Regulatory requirements and misguided strategies have reduced the yield of such investments and impeded the overall objective of private pensions. Appropriately positioning a mandatory pension system within Egypt could dynamically alter savings behaviour; however, it is recommended that more research should be conducted in regards to regulatory requirements prior to implementing such a policy.
Overall, macroeconomic measures heavily influence resource mobilisation and particularly savings behaviour in Egypt during the period under consideration in this study (1991-2010). Robust economic policies, including macroeconomic and monetary measures, are prerequisites to maximising private savings and financing growth in Egypt.
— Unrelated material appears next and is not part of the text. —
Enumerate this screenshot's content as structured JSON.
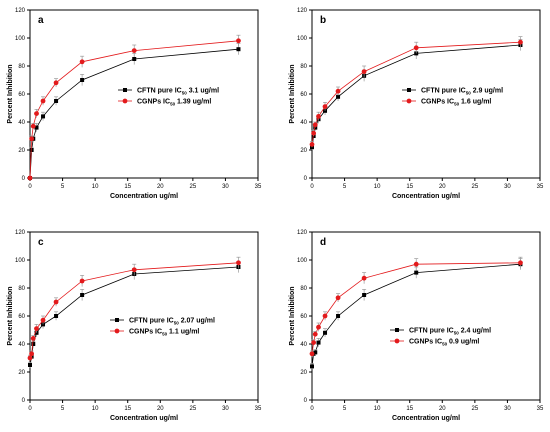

If the Egyptian economy does not experience progress in productivity—supported by and stemming from technological innovation, improved public management, and reforms in the private sector—then a high rate of economic growth is not feasible at the current rates of national saving and would require a savings effort that is highly unrealistic. For instance, financing a constant 4% growth rate of GDP per capita with no improvement in total factor productivity would require a national savings rate of around 50% in the first decade and 80% in 25 years. However, if productivity rises, sustaining and improving high rates of economic growth becomes viable. Following the previous example, a 2% growth rate of total factor productivity would allow a 4% growth rate of GDP per capita with a national savings rate in the realistic range of 20-25% of GDP.